La pelle è il soggetto che ho scelto per questo numero. Ho sempre pensato che il mio lavoro avesse un legame con la sensualità, con la carne. Mi piace credere in una vita organica degli edifici, dei fabbricati. Il mio gesto architettonico è un gesto d’amore. Parla di desiderio, di amore, di vibrazioni. La pelle è pietra, legno, rame, terracotta. Protegge l’interno dell’edificio e lo annuncia. La pelle viene prima di tutto. È lei che vediamo prima, è lei che irradia, avvolge.
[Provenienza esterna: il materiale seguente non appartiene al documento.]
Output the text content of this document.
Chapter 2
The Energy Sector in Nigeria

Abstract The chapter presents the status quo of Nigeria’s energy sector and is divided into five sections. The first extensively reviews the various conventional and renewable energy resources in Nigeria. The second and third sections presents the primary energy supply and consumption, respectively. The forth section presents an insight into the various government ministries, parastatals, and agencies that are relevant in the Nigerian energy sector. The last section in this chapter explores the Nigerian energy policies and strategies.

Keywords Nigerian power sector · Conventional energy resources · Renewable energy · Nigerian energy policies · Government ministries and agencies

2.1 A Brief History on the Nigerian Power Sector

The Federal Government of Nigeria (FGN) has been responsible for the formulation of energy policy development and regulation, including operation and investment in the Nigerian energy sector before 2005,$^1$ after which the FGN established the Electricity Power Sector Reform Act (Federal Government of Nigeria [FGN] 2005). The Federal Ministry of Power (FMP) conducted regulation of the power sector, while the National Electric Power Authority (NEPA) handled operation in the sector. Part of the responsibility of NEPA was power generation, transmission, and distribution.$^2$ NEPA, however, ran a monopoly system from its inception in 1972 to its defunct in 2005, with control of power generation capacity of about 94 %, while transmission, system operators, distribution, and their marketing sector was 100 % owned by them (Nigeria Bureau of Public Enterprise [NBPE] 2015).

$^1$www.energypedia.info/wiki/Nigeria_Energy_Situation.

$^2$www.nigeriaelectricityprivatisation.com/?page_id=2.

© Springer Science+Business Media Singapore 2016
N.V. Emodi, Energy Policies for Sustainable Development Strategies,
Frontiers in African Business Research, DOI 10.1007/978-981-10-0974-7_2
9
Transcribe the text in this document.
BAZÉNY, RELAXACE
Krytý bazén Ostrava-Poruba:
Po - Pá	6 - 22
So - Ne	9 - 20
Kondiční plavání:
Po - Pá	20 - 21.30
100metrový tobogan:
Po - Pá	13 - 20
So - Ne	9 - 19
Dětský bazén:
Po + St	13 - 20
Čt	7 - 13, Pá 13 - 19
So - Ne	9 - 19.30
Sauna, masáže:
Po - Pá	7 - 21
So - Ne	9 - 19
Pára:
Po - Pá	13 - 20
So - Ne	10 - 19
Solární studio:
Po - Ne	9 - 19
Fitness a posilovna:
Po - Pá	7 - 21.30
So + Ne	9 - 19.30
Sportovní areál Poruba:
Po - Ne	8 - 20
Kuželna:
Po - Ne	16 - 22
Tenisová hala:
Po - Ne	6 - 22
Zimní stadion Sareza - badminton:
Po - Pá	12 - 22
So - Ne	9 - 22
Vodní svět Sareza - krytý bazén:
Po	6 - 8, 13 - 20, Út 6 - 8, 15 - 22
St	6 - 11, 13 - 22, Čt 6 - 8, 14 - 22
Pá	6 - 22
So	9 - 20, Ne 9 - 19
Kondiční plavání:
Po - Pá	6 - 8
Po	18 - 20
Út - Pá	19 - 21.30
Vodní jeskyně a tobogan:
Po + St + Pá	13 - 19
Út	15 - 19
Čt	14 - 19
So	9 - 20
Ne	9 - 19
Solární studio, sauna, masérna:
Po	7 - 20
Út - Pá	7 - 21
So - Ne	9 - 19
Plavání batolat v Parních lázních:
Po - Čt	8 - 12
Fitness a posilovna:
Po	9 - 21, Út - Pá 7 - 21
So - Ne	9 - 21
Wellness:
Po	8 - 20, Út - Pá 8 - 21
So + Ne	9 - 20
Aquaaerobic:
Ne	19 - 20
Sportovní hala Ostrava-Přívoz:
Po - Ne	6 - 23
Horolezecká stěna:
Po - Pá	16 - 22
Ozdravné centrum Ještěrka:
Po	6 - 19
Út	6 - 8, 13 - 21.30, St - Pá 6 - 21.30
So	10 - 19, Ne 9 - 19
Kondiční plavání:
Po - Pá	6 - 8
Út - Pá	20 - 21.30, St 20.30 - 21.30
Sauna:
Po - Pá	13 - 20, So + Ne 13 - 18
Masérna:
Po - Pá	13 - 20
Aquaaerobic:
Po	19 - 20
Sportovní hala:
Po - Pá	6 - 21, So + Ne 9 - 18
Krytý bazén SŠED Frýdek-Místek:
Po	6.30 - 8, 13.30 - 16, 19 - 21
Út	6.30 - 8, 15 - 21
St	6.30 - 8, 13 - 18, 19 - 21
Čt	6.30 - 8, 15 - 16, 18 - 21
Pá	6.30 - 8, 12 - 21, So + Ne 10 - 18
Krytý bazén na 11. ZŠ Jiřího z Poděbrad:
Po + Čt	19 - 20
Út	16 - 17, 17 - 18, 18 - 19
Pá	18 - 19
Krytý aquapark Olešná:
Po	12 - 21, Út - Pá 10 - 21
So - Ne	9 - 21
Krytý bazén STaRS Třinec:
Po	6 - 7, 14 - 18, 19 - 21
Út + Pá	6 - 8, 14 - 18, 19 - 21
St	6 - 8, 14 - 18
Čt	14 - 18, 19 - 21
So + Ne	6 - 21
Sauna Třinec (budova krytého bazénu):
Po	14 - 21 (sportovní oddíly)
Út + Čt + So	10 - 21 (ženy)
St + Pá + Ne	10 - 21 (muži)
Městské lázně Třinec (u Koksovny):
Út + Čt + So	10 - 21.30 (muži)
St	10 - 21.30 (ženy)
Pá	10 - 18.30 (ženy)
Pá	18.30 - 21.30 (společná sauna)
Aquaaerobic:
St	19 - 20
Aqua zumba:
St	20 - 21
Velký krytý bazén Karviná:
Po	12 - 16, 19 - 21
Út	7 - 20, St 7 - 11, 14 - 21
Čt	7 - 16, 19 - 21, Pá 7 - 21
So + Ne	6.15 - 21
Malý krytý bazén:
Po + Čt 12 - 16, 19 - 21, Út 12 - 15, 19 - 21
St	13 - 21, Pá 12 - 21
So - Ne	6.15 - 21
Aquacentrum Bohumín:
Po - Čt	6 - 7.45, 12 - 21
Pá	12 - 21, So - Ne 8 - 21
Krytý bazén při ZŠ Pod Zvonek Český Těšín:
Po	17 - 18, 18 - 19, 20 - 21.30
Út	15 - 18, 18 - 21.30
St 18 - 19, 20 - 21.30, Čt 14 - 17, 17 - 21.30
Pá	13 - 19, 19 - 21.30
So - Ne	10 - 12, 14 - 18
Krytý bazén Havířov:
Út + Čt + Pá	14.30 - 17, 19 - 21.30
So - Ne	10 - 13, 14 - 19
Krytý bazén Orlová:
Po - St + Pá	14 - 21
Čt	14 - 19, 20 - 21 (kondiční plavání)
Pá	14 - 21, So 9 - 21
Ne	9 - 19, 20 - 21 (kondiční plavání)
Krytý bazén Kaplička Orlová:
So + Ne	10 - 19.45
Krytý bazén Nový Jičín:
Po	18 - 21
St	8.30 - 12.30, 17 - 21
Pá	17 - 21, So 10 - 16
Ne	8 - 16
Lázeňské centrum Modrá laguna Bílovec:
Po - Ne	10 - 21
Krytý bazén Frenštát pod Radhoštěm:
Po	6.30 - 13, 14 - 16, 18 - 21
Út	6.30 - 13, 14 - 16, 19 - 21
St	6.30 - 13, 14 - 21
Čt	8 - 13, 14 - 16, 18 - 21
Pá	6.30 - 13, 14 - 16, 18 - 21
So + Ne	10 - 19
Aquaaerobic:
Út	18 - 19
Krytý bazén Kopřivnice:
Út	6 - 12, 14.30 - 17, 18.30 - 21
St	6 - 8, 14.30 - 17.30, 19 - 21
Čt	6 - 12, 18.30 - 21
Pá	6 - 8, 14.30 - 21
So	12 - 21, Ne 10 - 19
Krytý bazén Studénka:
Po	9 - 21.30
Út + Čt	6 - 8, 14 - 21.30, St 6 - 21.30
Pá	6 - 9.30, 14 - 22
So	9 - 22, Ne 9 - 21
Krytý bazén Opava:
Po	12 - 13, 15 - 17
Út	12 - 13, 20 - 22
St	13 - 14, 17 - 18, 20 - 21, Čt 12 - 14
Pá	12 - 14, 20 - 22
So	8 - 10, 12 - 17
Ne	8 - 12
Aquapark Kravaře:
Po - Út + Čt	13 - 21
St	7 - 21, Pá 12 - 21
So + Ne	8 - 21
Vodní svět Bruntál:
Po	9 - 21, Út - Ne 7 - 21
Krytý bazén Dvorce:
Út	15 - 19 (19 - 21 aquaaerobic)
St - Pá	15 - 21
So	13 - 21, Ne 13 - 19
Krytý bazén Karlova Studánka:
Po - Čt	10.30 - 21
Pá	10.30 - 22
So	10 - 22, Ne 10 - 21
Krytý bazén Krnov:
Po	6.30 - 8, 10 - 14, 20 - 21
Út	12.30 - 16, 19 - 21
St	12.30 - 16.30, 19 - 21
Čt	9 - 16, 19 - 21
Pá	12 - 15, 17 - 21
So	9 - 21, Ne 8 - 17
Lei è l’identità, lei è l’impronta. Lavorare per caratterizzare l’anima di un luogo comporta affrontare la questione della sua identità, in senso sociologico. L’identità come insieme di attributi e caratteristiche che hanno senso solo nelle loro interazioni. In questo senso è una costruzione sociale, non un dato essenziale, un processo destinato a una continua trasformazione. L’identità è, di fatto, un insieme molto complesso, costituito da elementi morfologici, geografici, sociali e culturali. Affrontare l’identità di un luogo, di uno spazio è la condizione fondamentale per caratterizzarne anima e pelle. Io creo a partire dalla mia pelle, dal suo colore e questa pelle è mediterranea. Il mio lavoro non può prescindere dalla mia origine corsa, insulare. Nascere su un’isola è nascere al centro del mare. Io credo in questa forza e in questa fragilità: il mio paese si posa sull’acqua. Questo paese galleggiante ha trovato la sua forza nella sua pelle e questa pelle è corteccia, macchia, roccia, è pungente, secca, si erge contro le onde, le maree, le tempeste, l’indomito. È asperità e dolcezza per la sua bellezza. Questa pelle ha influenzato il mio lavoro, il mio approccio alla progettazione, la mia immaginazione. Esiste, credo, uno spirito isolano, un modo di essere, di pensare, di resistere. L’isola è in movimento, ma è anche un punto. La pelle dell’isola è il corpo contro le forze del mare. Provengo da questo stato, selvaggio nonostante le diverse trasformazioni, le costruzioni. E ogni volta vorrei ritrovare una forma di verginità. Il mio è un lavoro di restauro. Sono un architetto idealista. Vorrei salvare il passato, costruire partendo dalle rovine, inventare partendo dalle tracce. Credo nella memoria dei luoghi e nella forza di questa memoria. Non rompo i legami con il tempo, ma proseguo il suo lavoro. Il mio è un gesto di lealtà. Mi piace riunire il passato col presente. Mi piace che questi due momenti si abbraccino. In questo modo, solo in questo modo, posso proiettarmi nel futuro.